11 de noviembre de 2006
Hace una semana, un tribunal de Iraq condenó a la horca a Saddam Hussein, quien fuera dictador de esa nación durante aproximadamente treinta años. El antiguo gobernante fue sentenciado por la masacre de una comunidad chiíta en 1982, en el período que estuvo en el poder. Esta situación ha generado diversas reacciones en todo el mundo, tanto de apoyo por parte de los detractores del líder árabe como de rechazo por parte de diversas instituciones encargadas de velar por los derechos humanos, tales como Amnistía Internacional.

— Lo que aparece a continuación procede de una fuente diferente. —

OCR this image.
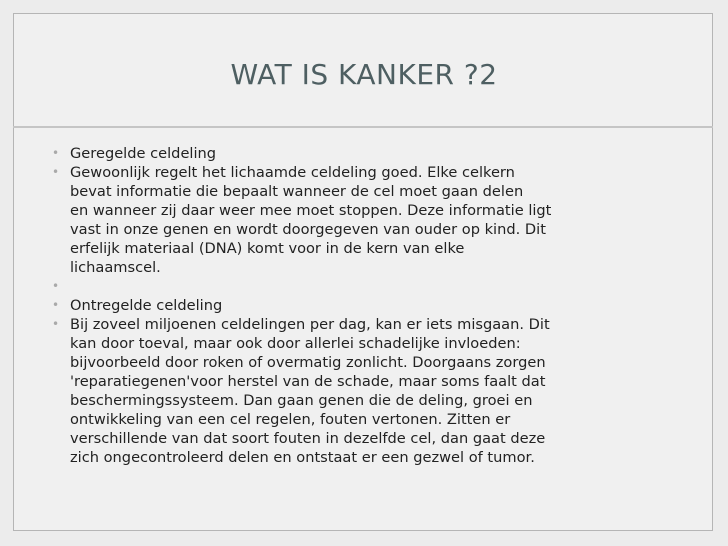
WAT IS KANKER ?2
• Geregelde celdeling
• Gewoonlijk regelt het lichaamde celdeling goed. Elke celkern
bevat informatie die bepaalt wanneer de cel moet gaan delen
en wanneer zij daar weer mee moet stoppen. Deze informatie ligt
vast in onze genen en wordt doorgegeven van ouder op kind. Dit
erfelijk materiaal (DNA) komt voor in de kern van elke
lichaamscel.
•
• Ontregelde celdeling
• Bij zoveel miljoenen celdelingen per dag, kan er iets misgaan. Dit
kan door toeval, maar ook door allerlei schadelijke invloeden:
bijvoorbeeld door roken of overmatig zonlicht. Doorgaans zorgen
'reparatiegenen'voor herstel van de schade, maar soms faalt dat
beschermingssysteem. Dan gaan genen die de deling, groei en
ontwikkeling van een cel regelen, fouten vertonen. Zitten er
verschillende van dat soort fouten in dezelfde cel, dan gaat deze
zich ongecontroleerd delen en ontstaat er een gezwel of tumor.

La pena de muerte es un mecanismo a través del cual las autoridades judiciales sancionan a aquellas personas que violan convenciones sociales fundamentales. Parece sorprendente que, en pleno siglo XXI, se tomen acciones tan primitivas e irrespetuosas de los derechos humanos, las cuales lejos de solucionar los problemas, bien pueden agravarlos.
Históricamente, las civilizaciones siempre han empleado estos métodos para castigar a los disidentes y a los enemigos, al considerarlos la manera más efectiva de dar el ejemplo y, de esta manera, evitar que se repitan situaciones similares. En la épocas más antiguas, se consideraba que esa clase de sanciones eran válidas si el condenado había cometido actos totalmente contrarios a las normas de la sociedad. Sin embargo, con la llegada del siglo XX y la proclamación de los derechos universales, la actitud de las personas empezó a cambiar. Se comenzó a valorar más la vida y, en consecuencia, muchas naciones eliminaron la pena de muerte de la lista de castigos posibles o, en su defecto, lo limitaron a aquellas circunstancias donde el recluso cometía fechorías de suma gravedad. Actualmente, tan solo un puñado de países conservan en su legislación esta penalización.
Todos los habitantes de esas naciones que aún practican la pena de muerte deberían reflexionar. Se está siendo contradictorio cuando se critican los asesinatos y las masacres y, al mismo tiempo, se acepta que los infractores de las leyes sean ejecutados a sangre fría. Cuando se condena a una persona a muerte, se le está quitando la posibilidad de reconocer sus errores y recapacitar, de reconocer que cometió un error y que ya no puede volver atrás. Al fin y al cabo, las sanciones tienen la finalidad de buscar que la gente deje de conducirse en forma equivocada, no eliminarlos de un tirón con la creencia de que así terminaran los males de la sociedad.
No se puede negar la importancia de los tribunales para que estudien y castiguen las actividades ilegales, sin embargo estos castigos no deben resultar tan salvajes como los delitos que se quieren penalizar. Es necesaria la promoción de sanciones ejemplares que coincidan con las más altas virtudes del ser humano, que busquen la reivindicación de las personas. De lo contrario, la sociedad se convierte en un mundo donde la venganza es la única respuesta a los errores del prójimo. Un mundo donde la vida se valora solo cuando las personas son perfectas, cuando bien se sabe que el hombre es un ser tan imperfecto como cualquier otro ser vivo.
A lo largo de la historia, se ha empleado la violencia para responder a la violencia, pero ya es hora de abandonar estas actitudes salvajes y comenzar a comprender que los individuos pueden encontrar maneras más racionales de resolver sus problemas. Por tal motivo, deben buscarse leyes que contribuyan a cambiar, de manera positiva, la forma de accionar de los habitantes de los países. Por lo tanto, si se quiere empezar a resolver los problemas de este planeta, un primer paso sería, definitivamente, eliminar la pena de muerte.